Any information received under paragraph 1 by a Contracting State shall be treated as secret in the same manner as information obtained under the domestic laws of that State and shall be disclosed only to persons or authorities (including courts and administrative bodies) concerned with the assessment or collection of, the enforcement or prosecution in respect of, the determination of appeals in relation to the taxes referred to in paragraph 1, or the oversight of the above. Such persons or authorities shall use the information only for such purposes.
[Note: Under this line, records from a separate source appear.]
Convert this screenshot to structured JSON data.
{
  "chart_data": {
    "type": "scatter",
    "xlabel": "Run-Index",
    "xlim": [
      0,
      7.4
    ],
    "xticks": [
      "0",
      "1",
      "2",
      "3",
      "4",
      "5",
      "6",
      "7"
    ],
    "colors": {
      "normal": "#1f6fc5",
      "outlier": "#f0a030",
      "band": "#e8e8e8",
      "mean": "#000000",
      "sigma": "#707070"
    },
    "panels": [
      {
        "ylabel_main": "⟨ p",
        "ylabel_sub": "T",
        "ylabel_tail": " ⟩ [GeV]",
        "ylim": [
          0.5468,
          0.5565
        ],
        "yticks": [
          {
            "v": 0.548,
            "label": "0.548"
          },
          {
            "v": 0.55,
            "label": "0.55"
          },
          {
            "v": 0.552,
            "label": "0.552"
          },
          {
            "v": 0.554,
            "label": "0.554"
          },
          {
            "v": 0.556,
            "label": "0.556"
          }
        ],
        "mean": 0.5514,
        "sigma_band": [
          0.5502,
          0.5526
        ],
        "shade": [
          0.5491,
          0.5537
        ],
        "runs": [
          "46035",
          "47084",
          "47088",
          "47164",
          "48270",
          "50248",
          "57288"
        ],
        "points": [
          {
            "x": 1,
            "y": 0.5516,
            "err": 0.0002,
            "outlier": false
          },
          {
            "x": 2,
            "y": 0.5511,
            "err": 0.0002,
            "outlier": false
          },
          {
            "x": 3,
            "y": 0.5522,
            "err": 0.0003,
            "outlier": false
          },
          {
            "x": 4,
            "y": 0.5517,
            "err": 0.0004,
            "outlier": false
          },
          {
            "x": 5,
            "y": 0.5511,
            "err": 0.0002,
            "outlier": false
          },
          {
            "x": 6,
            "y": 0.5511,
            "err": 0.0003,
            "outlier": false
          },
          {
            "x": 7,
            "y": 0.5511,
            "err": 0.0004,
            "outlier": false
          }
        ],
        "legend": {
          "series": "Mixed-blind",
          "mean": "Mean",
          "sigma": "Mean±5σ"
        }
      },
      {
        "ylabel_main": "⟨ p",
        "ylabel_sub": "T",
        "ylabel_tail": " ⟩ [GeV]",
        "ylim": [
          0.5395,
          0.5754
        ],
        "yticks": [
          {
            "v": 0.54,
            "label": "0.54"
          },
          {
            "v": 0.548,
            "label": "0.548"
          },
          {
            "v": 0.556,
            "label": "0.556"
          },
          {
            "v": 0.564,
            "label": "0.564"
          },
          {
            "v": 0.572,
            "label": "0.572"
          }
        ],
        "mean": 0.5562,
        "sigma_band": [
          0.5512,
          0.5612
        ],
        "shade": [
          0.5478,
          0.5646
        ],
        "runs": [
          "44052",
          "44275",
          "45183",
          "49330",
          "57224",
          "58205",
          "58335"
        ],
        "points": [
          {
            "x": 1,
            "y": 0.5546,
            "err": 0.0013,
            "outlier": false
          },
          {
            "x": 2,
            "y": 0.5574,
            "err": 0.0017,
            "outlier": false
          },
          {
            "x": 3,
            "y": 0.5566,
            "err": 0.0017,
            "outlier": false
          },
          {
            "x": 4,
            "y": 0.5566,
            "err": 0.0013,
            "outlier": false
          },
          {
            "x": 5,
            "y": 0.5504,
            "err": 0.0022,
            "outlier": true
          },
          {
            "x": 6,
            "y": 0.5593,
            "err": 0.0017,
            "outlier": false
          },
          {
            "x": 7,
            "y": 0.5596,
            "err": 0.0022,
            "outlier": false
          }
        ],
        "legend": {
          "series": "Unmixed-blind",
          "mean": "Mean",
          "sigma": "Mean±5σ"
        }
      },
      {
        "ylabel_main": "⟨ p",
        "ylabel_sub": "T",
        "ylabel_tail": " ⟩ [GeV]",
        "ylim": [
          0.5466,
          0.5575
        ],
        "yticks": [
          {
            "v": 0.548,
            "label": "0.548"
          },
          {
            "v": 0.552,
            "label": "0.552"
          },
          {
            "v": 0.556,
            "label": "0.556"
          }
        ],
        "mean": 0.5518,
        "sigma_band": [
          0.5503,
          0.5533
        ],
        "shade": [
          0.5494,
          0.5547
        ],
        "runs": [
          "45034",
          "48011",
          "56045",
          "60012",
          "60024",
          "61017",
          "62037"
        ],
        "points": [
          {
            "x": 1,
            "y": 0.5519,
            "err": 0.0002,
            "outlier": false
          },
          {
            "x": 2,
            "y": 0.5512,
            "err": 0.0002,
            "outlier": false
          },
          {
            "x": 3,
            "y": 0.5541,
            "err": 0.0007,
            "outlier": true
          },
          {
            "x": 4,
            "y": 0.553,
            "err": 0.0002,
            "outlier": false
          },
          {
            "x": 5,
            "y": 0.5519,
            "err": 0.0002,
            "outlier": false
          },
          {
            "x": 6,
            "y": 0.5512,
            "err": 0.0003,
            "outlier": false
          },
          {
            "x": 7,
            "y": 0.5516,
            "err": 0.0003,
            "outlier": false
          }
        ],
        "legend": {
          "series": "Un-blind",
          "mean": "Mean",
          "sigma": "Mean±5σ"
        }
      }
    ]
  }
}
They may disclose the information in public court proceedings or in judicial decisions.
In no case shall the provisions of paragraphs 1 and 2 be construed so as to impose on a Contracting State the obligation: (a)
to carry out administrative measures at variance with the laws and administrative practice of that or of the other Contracting State;
(b)
to supply information which is not obtainable under the laws or in the normal course of the administration of that or of the other Contracting State;
(c)
to supply information which would disclose any trade, business, industrial, commercial or professional secret or trade process, or information, the disclosure of which would be contrary to public policy (ordre public).
If information is requested by a Contracting State in accordance with this Article, the other Contracting State shall use its information gathering measures to obtain the requested information, even though that other State may not need such information for its own tax purposes. The obligation contained in the preceding sentence is subject to the limitations of paragraph 3 but in no case shall such limitations be construed to permit a Contracting State to decline to supply information solely because it has no domestic interest in such information.
In no case shall the provisions of paragraph 3 be construed to permit a Contracting State to decline to supply information solely because the information is held by a bank, other financial institution, nominee or person acting in an agency or a fiduciary capacity or because it relates to ownership interests in a person.”
ARTICLE II
Each Contracting State shall notify the other in writing, through the diplomatic channel, of the completion of the procedures required by its laws for the bringing into force of this Protocol. The Protocol shall enter into force on the date of the later of these notifications.
ARTICLE III
This Protocol, which shall form an integral part of the Agreement, shall remain in force as long as the Agreement remains in force and shall apply as long as the Agreement itself is applicable.
IN WITNESS WHEREOF the undersigned, being duly authorized thereto by their respective Governments, have signed and sealed this Protocol in duplicate in the English and Malay languages, both texts being equally authentic. In the event of there being a dispute in the interpretation or the application of this Protocol, the English text shall prevail. DONE at Pretoria on this 5th day of April 2011.